Every disciple has a threshold. A current capacity for spiritual endurance, discernment, and faithfulness that was developed through the training that actually happened, not the training that was intended. That threshold is honest. It reflects the actual prayer life, the actual engagement with Scripture, the actual quality of relationships with other disciples. It does not negotiate with aspiration. It simply is what the preparation has made it.

And like athletic fitness, it can grow. But only through consistent, daily, sustainable engagement with the basics. Not through the occasional intense spiritual experience, as valuable as those can be, and not through the passive consumption of teaching without the relational engagement that gives teaching somewhere to land.

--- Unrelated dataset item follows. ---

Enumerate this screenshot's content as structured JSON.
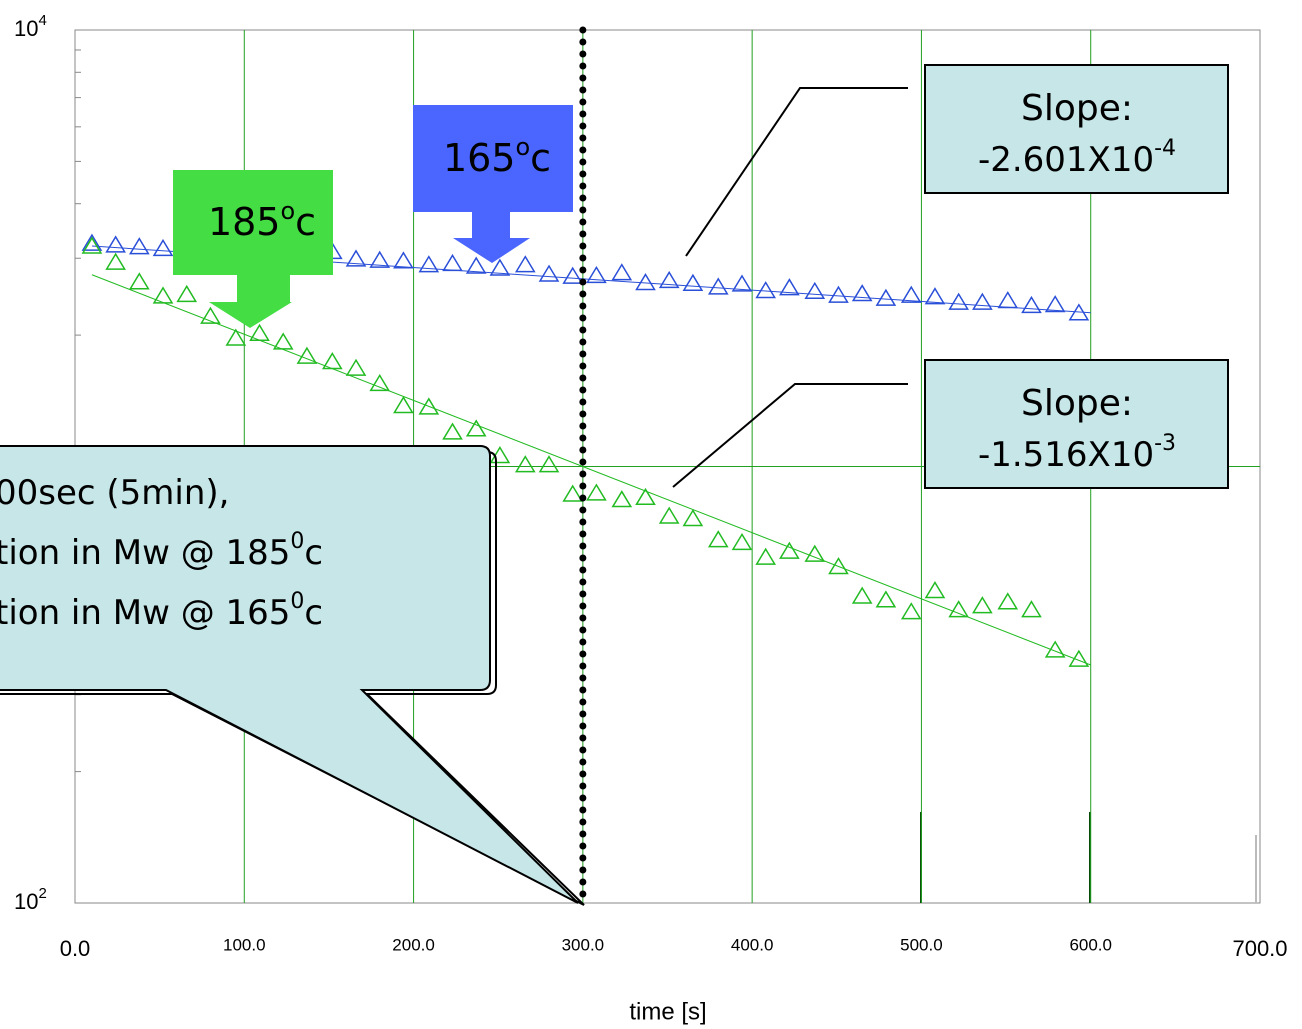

I am being direct, because I think this is one of the places where the church has sometimes failed the people sitting in its pews. Attending a church without a true discipleship emphasis and just showing up on Sunday, hearing the sermon, leaving without genuine relationship or accountability can produce the comfortable feeling of spiritual activity without the substance of spiritual growth. The sermon, received in isolation, has a limited shelf life. The Bible study conducted without honest personal discussion produces knowledge that may never become formation. Prayer that is exclusively for others, never turning honestly toward the Holy Spirit's work in your own life, will not produce the personal transformation that discipleship requires.

None of this is someone else's responsibility. Each disciple must take personal ownership of his own consistency in following Christ. Not the church's consistency, his or her own. What is the daily rhythm of communication with God? What does honest engagement with Scripture look like, not as an information project, but as a living conversation with a living Word? Who are the people in your life with whom you are having real discipleship discussions? The kind where your actual growth and your actual struggles are on the table.

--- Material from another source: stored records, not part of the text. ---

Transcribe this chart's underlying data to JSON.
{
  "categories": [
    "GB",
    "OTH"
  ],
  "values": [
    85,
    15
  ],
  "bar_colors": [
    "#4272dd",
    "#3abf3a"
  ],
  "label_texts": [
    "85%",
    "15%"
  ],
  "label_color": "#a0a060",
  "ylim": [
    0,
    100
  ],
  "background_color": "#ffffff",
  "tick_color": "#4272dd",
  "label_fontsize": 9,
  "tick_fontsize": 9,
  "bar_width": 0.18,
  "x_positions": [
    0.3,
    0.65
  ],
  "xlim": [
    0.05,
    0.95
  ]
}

The answers to those questions describe your current discipleship FTP. Not your potential, not your aspiration, but your current actual threshold, built by your current actual practice.

If the threshold needs to grow as it does for us, in most seasons, the path is not the epic effort. It is not the spiritual retreat that compensates for six months of neglected basics. It is the same thing the power meter taught me about cycling that a consistent, sustainable, daily engagement with the fundamentals, repeated without drama across weeks and months and years, producing gains that no single intense effort could manufacture.

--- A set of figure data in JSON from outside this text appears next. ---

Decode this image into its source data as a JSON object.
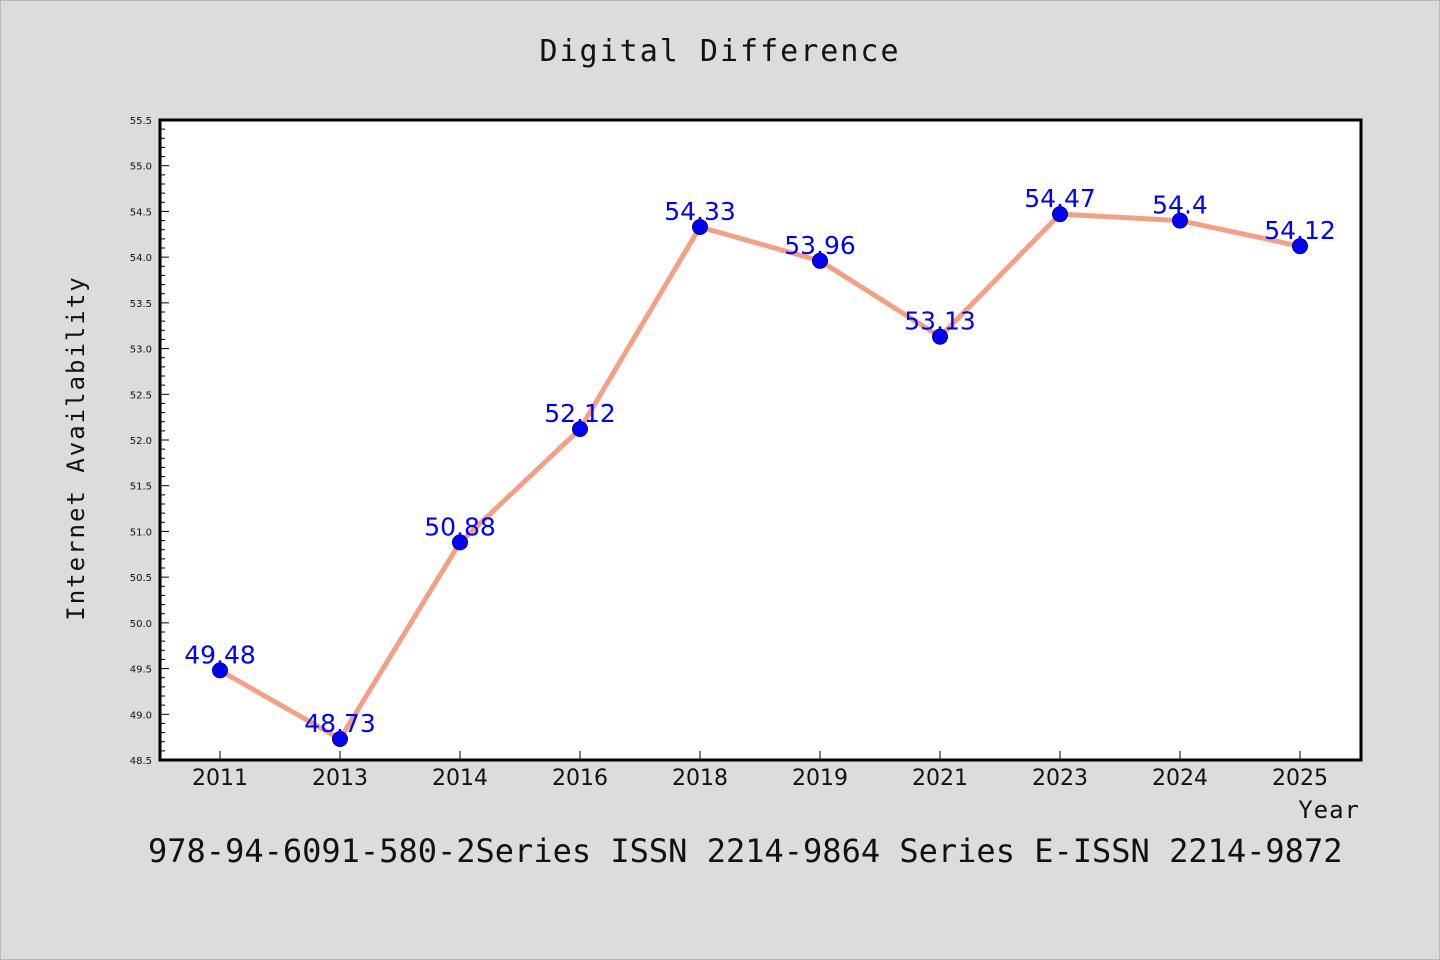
{
  "chart_data": {
    "type": "line",
    "title": "Digital Difference",
    "xlabel": "Year",
    "ylabel": "Internet Availability",
    "categories": [
      "2011",
      "2013",
      "2014",
      "2016",
      "2018",
      "2019",
      "2021",
      "2023",
      "2024",
      "2025"
    ],
    "values": [
      49.48,
      48.73,
      50.88,
      52.12,
      54.33,
      53.96,
      53.13,
      54.47,
      54.4,
      54.12
    ],
    "data_labels": [
      "49.48",
      "48.73",
      "50.88",
      "52.12",
      "54.33",
      "53.96",
      "53.13",
      "54.47",
      "54.4",
      "54.12"
    ],
    "ylim": [
      48.5,
      55.5
    ],
    "yticks": [
      "48.5",
      "49.0",
      "49.5",
      "50.0",
      "50.5",
      "51.0",
      "51.5",
      "52.0",
      "52.5",
      "53.0",
      "53.5",
      "54.0",
      "54.5",
      "55.0",
      "55.5"
    ],
    "grid": false,
    "line_color": "#f4a084",
    "marker_color": "#0000ff",
    "label_color": "#0000ff"
  },
  "footer_note": "978-94-6091-580-2Series ISSN 2214-9864 Series E-ISSN 2214-9872"
}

Consistency is paramount. Not because it sounds disciplined or admirable. Because it is the only way growth actually works in the body, in the soul, and in every relationship worth investing in.

The training block is today. The day after today is tomorrow. The FTP goes up one faithful session at a time.

Actions

  • Who do you need to be having consistent discipleship discussions with, the kind where your real journey, not just your public faith, is part of the conversation?

  • What does a realistic, sustainable daily rhythm of prayer and Scripture engagement actually look like for your current season? Write it down and start with that, not the aspirational version.

Attitudes

  • What would it feel like to measure your discipleship growth over years rather than days, to take the long view of a process that compounds slowly and honestly?

  • Where have you been waiting for the right conditions or the motivated feeling before establishing consistent spiritual basics? What would it mean to begin today with what is available today?